Leggo parole scritte e dimenticate e ne aggiungo di nuove. Poi ritorna il verso di Bonnefoy.
Mi ha colpita al cuore perché ripeto spesso di essere stata salvata dai libri. E lo credo fermamente.
Cadere dentro una storia e portamela lungo il giorno in attesa di un nuovo incontro appena possibile, è sempre stato il mio rifugio segreto. Trovare nelle parole di altri il mio pensare, il mio sentire, il mio sguardo, lo stesso battere del cuore. Accompagnare la punteggiatura con il respiro e scoprire i pensieri che seguono il ritmo di quella narrazione anche nella realtà. Questa, da sempre, la mia psicanalisi.
Le parole che ho letto stasera, che avevo scritto chissà quando e chissà perché, invece, sono sogno e non salvano.
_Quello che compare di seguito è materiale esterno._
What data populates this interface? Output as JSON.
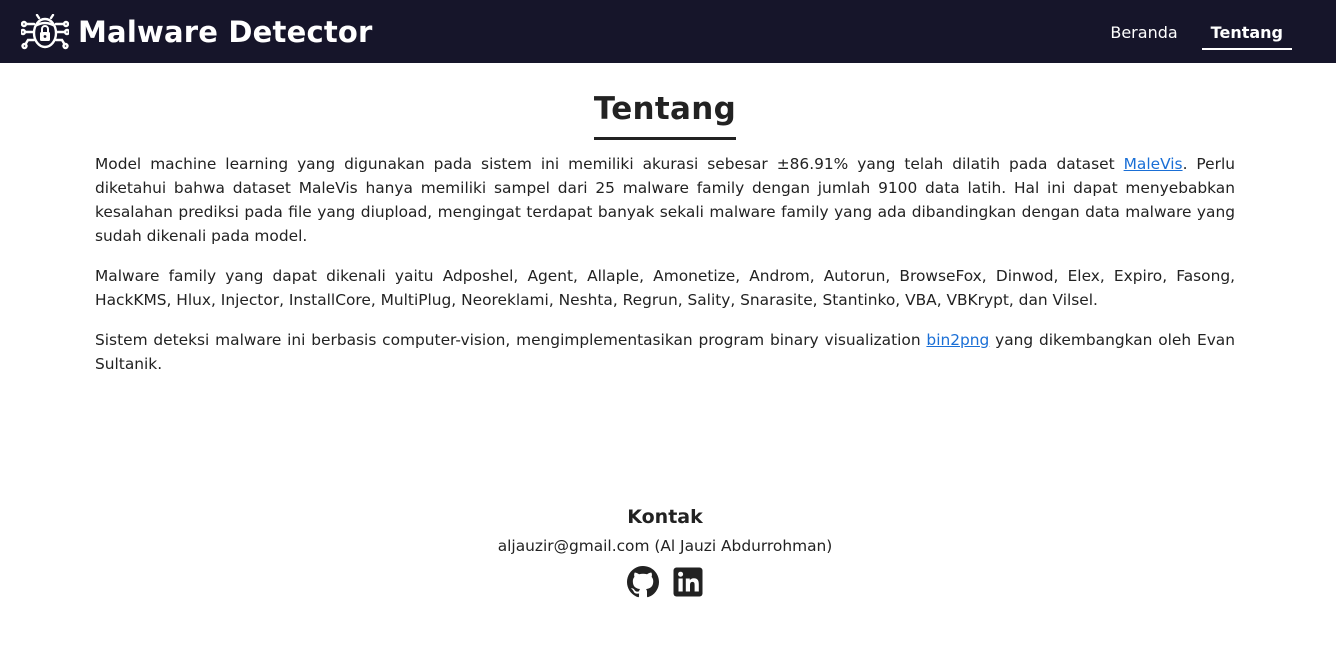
{
  "navbar": {
    "brand_icon": "bug-circuit-icon",
    "brand_title": "Malware Detector",
    "links": [
      {
        "label": "Beranda",
        "active": false
      },
      {
        "label": "Tentang",
        "active": true
      }
    ],
    "background": "#16152a"
  },
  "main": {
    "title": "Tentang",
    "p1_before": "Model machine learning yang digunakan pada sistem ini memiliki akurasi sebesar ±86.91% yang telah dilatih pada dataset ",
    "p1_link": "MaleVis",
    "p1_after": ". Perlu diketahui bahwa dataset MaleVis hanya memiliki sampel dari 25 malware family dengan jumlah 9100 data latih. Hal ini dapat menyebabkan kesalahan prediksi pada file yang diupload, mengingat terdapat banyak sekali malware family yang ada dibandingkan dengan data malware yang sudah dikenali pada model.",
    "p2": "Malware family yang dapat dikenali yaitu Adposhel, Agent, Allaple, Amonetize, Androm, Autorun, BrowseFox, Dinwod, Elex, Expiro, Fasong, HackKMS, Hlux, Injector, InstallCore, MultiPlug, Neoreklami, Neshta, Regrun, Sality, Snarasite, Stantinko, VBA, VBKrypt, dan Vilsel.",
    "p3_before": "Sistem deteksi malware ini berbasis computer-vision, mengimplementasikan program binary visualization ",
    "p3_link": "bin2png",
    "p3_after": " yang dikembangkan oleh Evan Sultanik.",
    "link_color": "#1a6fd6"
  },
  "footer": {
    "title": "Kontak",
    "email": "aljauzir@gmail.com (Al Jauzi Abdurrohman)",
    "socials": [
      "github-icon",
      "linkedin-icon"
    ]
  }
}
Riportano sensazioni che non so ben riconoscere e non so bene dove riporre e se riporle o, invece, riprenderle in mano.
E la psicanalisi che vorrei, in questi giorni, è quella di qualcuno che mi aiutasse a dipanare i fili troppo, troppo aggrovigliati. E mi insegnasse a prendere fieramente per mano la fata turchina nera come la pece e fragile come il cristallo che abita con noi e riempie il mio cuore.